2.  This one has been the most important and I have to begin with a story.  I grew up in many different western states and this meant driving "home to California" through the Mojave desert.  My parents moved back to California after high school and I went to college out of state.  Following my freshman year, my dad came to drive me and all of my paraphernalia back home for the summer.  As we drove through the Mojave desert I began to complain about how barren and ugly it was.  Dad is usually open to my ideas, but he wasn't going to let me get away with that one.  "Everyplace on Earth is beautiful, but sometimes you have to look at little harder," was his reply.  Undoubtedly I put up an argument, but he was right.  We discussed the Joshua trees and wide open spaces and I saw beauty I had never taken the time to notice.  That drive home has had such a positive affect on my life - and therefore the lives of my children.  As I opened my eyes to the beauty around me, beauty seemed to appear everywhere; sometimes grand vistas and sometimes in miniature such as rocks and leaves.  I have even been able to see beauty in southern Idaho!  (Actually my favorite part of southern Idaho is the 80 mph speed limit so that I can quickly get through that particular form of beauty.)
I do NOT love gray skies, but I have been working at appreciating my little area of the world and the unique winter sky that it provides.
While I am on the subject - during that same summer that I had learned to stop complaining about the desert - we were living in Atascadero, CA.  Here the heat can be almost unbearable and I said as much to my dad... Dad had grown up in Paso Robles - a town to the north.  He had lived on a ranch and had to work in the heat.  He told me that he had learned to just embrace it.  Rather than thinking about how miserable it was, he would just take a breath and say to himself, "Wow, I really love this heat."  Initially, I am sure I rolled my eyes - but I actually started to do this right away and it really helped.  I think that this lesson is harder to apply than the search for beauty and I often forget  - but when I remember to try; it works!
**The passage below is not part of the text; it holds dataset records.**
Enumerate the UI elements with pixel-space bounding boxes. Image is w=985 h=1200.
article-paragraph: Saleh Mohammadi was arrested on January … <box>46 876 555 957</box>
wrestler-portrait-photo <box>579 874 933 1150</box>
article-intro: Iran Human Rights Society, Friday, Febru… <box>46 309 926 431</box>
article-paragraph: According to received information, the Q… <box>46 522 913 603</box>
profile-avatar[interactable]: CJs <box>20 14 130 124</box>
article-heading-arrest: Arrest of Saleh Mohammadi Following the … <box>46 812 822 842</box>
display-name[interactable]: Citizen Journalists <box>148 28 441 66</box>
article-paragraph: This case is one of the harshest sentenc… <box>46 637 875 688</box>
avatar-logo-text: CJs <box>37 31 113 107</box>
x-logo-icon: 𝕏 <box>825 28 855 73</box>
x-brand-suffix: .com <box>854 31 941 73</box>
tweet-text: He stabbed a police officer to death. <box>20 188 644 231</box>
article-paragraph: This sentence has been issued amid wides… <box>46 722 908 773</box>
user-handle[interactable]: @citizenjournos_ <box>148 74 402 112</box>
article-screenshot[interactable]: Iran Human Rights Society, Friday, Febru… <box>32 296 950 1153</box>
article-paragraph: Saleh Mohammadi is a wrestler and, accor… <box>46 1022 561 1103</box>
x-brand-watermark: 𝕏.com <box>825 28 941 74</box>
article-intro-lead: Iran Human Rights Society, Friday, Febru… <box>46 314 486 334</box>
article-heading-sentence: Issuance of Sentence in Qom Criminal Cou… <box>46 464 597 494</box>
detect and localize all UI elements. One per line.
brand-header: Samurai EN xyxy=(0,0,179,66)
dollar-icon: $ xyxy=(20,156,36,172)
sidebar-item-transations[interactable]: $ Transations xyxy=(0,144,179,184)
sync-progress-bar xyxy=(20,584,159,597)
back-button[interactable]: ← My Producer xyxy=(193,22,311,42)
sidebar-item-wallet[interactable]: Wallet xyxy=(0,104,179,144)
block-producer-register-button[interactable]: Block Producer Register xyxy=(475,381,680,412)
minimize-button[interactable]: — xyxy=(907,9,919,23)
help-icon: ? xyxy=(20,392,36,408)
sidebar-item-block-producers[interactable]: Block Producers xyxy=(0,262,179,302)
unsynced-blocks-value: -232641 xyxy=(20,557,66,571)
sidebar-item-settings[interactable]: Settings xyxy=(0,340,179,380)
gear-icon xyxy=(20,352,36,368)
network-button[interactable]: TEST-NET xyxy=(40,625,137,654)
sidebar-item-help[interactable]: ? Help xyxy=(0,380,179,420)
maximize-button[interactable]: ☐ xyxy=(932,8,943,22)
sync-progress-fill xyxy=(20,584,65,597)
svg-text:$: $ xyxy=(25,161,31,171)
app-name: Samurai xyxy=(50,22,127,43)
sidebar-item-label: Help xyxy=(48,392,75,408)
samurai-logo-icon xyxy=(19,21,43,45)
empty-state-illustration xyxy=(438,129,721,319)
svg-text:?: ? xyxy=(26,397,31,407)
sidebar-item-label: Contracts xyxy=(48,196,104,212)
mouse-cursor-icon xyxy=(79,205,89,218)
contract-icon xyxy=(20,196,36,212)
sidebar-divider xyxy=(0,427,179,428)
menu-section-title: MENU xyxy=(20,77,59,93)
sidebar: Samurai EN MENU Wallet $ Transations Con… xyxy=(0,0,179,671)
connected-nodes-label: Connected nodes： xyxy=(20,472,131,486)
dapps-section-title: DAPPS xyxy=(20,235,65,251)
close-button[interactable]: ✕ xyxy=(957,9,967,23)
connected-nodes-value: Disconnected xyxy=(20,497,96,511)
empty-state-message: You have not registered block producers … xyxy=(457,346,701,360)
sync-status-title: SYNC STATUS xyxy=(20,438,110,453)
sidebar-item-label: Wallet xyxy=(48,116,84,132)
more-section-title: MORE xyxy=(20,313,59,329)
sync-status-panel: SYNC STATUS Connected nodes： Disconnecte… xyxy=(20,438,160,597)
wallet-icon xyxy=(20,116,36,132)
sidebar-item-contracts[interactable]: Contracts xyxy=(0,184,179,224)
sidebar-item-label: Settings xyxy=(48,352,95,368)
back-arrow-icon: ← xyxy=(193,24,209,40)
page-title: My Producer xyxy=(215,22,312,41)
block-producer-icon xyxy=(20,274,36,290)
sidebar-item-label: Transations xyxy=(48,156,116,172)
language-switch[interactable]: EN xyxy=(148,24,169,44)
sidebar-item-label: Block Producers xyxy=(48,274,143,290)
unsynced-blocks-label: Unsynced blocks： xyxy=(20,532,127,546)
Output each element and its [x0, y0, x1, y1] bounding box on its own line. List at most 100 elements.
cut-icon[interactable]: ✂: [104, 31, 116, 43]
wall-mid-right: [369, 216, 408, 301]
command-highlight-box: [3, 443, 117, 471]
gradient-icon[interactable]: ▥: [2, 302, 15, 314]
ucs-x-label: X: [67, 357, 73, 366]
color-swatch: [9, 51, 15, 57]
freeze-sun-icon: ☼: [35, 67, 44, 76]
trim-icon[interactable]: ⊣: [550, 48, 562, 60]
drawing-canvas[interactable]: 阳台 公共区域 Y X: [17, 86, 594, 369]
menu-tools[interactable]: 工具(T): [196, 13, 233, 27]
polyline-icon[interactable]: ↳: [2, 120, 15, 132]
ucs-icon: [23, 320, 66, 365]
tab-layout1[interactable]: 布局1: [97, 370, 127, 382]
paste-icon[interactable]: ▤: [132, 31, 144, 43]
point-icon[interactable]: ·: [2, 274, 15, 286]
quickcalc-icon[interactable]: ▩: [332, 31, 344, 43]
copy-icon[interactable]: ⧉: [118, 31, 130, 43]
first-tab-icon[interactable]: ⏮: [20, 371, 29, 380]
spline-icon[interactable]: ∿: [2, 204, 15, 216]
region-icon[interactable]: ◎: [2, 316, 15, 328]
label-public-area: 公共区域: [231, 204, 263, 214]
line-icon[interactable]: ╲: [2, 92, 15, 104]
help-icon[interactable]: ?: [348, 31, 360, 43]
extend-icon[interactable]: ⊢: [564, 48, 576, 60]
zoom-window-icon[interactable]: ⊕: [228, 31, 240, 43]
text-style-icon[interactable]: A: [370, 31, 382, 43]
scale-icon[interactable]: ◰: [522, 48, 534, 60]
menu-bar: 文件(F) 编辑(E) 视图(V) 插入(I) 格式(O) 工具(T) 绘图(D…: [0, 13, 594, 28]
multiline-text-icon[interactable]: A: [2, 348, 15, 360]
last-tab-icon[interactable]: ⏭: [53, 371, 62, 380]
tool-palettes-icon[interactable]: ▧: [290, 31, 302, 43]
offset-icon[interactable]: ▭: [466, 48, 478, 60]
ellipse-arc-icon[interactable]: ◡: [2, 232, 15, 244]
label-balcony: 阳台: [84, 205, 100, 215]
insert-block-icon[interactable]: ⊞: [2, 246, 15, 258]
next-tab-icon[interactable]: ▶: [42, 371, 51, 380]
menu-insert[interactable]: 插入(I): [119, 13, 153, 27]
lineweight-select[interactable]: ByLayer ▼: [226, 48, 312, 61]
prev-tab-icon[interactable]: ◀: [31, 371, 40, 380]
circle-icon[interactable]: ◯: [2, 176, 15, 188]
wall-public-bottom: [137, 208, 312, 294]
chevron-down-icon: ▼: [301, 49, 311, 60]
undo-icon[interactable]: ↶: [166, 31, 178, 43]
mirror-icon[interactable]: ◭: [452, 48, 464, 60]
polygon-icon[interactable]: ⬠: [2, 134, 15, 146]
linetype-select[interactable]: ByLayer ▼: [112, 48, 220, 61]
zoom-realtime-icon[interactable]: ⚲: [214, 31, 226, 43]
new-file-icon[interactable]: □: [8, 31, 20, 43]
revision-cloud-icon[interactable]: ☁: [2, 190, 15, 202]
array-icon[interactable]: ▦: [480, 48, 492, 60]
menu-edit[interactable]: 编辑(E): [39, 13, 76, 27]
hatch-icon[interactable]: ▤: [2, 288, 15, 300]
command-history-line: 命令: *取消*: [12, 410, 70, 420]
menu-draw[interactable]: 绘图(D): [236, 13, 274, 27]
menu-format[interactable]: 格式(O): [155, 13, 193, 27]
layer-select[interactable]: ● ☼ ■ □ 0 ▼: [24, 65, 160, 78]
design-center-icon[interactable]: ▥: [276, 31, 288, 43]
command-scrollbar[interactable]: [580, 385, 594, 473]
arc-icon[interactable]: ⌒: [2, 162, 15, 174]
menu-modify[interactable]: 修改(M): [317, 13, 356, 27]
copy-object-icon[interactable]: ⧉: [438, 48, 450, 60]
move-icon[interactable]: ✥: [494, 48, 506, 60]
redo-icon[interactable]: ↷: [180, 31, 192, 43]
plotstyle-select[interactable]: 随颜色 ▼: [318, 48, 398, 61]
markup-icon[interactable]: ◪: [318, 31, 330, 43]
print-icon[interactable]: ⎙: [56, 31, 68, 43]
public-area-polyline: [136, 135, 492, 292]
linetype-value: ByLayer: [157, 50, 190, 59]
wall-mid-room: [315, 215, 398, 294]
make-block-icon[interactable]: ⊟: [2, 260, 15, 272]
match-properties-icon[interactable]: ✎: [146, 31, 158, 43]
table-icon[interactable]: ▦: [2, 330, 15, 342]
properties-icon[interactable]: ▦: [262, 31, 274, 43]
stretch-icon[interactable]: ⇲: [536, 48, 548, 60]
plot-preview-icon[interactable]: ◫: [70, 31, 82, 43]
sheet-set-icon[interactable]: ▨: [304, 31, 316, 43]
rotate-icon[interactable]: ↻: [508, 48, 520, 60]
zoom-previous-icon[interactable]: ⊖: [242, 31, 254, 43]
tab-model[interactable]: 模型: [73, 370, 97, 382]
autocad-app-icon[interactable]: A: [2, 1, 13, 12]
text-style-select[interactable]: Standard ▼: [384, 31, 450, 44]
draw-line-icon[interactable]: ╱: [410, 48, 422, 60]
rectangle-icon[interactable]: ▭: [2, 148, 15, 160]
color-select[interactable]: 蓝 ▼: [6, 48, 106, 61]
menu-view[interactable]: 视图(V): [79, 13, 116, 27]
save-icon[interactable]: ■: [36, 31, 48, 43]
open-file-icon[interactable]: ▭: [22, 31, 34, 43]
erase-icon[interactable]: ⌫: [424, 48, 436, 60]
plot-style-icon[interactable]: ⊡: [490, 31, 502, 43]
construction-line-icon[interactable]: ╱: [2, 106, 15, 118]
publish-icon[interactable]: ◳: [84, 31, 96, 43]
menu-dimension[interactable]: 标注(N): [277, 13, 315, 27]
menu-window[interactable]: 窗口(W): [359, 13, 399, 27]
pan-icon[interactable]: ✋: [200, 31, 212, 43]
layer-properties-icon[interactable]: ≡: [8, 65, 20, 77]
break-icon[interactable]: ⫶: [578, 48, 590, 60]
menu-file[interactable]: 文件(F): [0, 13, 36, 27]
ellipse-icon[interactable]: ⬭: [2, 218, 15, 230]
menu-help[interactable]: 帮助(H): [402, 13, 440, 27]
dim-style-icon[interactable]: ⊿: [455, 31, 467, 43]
Dad was really teaching me to have a positive attitude.  Whining and complaining are far too easy and I think that the world has had just about enough.  I get
1980 - Love the hair!
With Dad and Tom on Grandpa's
Paso Robles Ranch
tired of it in other people, and I am ashamed when I hear it in myself.  It is no wonder we are supposed to honor our parents - there are so many great lessons that are just ingrained in our character because of their influence.  I began writing today in celebration of springtime birds and rainfall - and now I know that no celebration of nature is complete without a celebration of being raised by a father who showed me how!

1 comment:

  1. Do you know that Atascadero, literally means "the place where people get stuck" I laughed when I read this. I grew up in Modesto, CA. My whole family worked in the fruit fields and getting up at 3:00 am was not my idea of summer vacation. Anyways, what I learned has been all worth it. Just being snuggled next to my grandpa in the car, and hearing him speak of how we loved the solitude of the morning and appreciated Gods creations, has helped me be a good missionary and driving to seminary. Thanks for this reminder.